How the formula of Combined Standard deviation works?

A question have mean and standard deviation of two groups, it ask to find out combined mean and standard deviation. I could not understand that how formula of combined standard deviation connects with general sample/population standard deviation formula.

Outline: For sample A, use the formula $S^2_A = \frac{1} {n_A-1} [\sum_A X_i^2 - n\bar X^2_A]$ along with $n_a$ and $\bar X_A$ to find $\sum_A S^2_A.$ Similarly, for sample B. For the combined sample C: $\sum_C X_i^2 = \sum_A X^2_i +\sum_B X^2_i.$ Finally, use $S^2_C = \frac{1} {n_C-1} [\sum_C X_i^2 - n_C\bar X^2_C],$ where $n_C = n_A + n_B$ and $\bar X_c = \frac {1} {n_C} (n_A \bar X_A + n_b \bar X_B).$

In case it helps here are two samples from R statistical software, along with all of the quantities used above:

set.seed(4618);  x.a = round(rnorm(10, 50, 3));  x.b = round(rnorm(20, 52,4))

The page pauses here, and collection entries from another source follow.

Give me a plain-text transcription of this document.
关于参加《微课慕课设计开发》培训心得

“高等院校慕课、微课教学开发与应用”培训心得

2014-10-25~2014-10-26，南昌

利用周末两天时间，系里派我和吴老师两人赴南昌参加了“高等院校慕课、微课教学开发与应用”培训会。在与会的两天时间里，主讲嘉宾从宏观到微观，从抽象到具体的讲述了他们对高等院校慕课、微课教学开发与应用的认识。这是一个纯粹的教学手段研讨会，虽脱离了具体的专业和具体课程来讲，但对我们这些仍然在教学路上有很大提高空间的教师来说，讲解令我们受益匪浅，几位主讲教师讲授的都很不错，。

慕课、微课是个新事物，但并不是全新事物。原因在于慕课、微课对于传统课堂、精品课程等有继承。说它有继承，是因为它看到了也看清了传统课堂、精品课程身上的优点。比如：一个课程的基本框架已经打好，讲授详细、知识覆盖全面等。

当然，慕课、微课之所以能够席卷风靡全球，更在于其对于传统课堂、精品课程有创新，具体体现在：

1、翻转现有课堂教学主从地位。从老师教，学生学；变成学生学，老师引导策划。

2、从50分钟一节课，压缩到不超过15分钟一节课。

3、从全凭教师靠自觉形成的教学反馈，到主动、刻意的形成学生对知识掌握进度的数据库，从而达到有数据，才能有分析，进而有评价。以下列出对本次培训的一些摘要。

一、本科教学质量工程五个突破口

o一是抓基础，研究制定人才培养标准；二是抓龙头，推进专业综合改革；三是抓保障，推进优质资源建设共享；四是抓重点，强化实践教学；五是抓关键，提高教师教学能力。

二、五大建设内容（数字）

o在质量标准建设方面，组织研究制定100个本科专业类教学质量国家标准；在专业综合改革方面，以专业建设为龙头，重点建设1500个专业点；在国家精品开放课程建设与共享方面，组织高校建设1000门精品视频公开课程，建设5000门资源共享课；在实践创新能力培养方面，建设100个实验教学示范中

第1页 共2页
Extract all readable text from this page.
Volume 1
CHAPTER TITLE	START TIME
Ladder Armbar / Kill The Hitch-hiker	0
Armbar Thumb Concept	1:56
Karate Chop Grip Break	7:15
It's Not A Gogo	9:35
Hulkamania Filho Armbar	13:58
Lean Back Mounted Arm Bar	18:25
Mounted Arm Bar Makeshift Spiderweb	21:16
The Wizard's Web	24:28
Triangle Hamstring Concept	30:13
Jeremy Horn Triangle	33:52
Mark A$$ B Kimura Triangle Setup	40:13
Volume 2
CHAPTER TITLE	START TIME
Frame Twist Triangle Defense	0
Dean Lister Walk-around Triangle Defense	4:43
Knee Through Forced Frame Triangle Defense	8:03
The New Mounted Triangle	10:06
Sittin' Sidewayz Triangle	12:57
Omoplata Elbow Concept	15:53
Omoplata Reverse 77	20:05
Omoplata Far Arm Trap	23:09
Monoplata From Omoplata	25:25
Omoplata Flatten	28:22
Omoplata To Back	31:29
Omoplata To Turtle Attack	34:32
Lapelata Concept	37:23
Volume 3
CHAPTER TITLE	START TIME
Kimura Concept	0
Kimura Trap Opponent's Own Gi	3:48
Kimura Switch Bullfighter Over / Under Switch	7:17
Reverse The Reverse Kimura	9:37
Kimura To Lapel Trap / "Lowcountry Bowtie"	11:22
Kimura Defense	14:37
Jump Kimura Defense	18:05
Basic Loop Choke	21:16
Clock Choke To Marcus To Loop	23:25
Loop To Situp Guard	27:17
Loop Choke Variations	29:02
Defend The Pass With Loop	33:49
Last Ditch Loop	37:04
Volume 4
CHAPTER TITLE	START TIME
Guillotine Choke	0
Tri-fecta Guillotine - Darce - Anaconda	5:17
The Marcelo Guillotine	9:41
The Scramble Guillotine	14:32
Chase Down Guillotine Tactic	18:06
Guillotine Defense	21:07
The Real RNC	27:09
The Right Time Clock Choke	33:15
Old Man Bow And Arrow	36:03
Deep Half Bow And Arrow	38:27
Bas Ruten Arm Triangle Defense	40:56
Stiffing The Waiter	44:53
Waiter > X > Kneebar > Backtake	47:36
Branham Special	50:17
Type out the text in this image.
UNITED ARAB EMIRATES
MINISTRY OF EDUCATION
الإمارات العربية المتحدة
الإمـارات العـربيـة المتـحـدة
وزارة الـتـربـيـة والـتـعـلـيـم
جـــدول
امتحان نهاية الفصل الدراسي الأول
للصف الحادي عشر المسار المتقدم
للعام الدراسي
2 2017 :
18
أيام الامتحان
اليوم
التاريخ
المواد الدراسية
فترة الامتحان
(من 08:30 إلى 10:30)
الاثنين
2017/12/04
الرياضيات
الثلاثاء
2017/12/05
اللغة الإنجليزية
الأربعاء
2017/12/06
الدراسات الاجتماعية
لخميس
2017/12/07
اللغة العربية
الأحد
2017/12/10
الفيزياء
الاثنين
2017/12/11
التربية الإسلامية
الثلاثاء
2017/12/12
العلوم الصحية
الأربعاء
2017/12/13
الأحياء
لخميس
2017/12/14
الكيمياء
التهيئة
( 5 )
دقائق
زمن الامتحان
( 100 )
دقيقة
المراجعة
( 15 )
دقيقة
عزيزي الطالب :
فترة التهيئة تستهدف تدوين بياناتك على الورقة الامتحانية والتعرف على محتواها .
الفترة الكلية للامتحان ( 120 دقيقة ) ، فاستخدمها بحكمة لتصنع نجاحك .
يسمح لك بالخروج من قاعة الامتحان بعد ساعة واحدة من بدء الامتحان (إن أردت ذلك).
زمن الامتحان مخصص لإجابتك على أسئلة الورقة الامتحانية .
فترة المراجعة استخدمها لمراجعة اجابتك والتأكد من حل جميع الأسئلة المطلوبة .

x.a; length(x.a);  mean(x.a);  var(x.a);  sum(x.a^2)
## 55 47 57 53 49 52 52 51 51 52
## 10        # size of first sample
## 51.9      # mean of first sample
## 7.877778  # variance of first sample
## 27007     # sum of squares of first sample

9*var(x.a) + 10*mean(x.a)^2
## 27007

x.b; length(x.b);  mean(x.b);  var(x.b);  sum(x.b^2)
## 57 46 52 56 53 58 55 50 57 45 48 53 50 61 54 48 52 50 51 52
## 20
## 52.4
## 17.09474
## 55240

x.c = c(x.a, x.b)   # combine samples
x.c; length(x.c);  mean(x.c);  var(x.c);  sum(x.c^2)
[1] 55 47 57 53 49 52 52 51 51 52 57 46 52 56 53 58 55 50 57 45
[21] 48 53 50 61 54 48 52 50 51 52
## 30
## 52.23333
## 13.7023
## 82247


Boxplots of the three samples, where variable width suggests different sample sizes.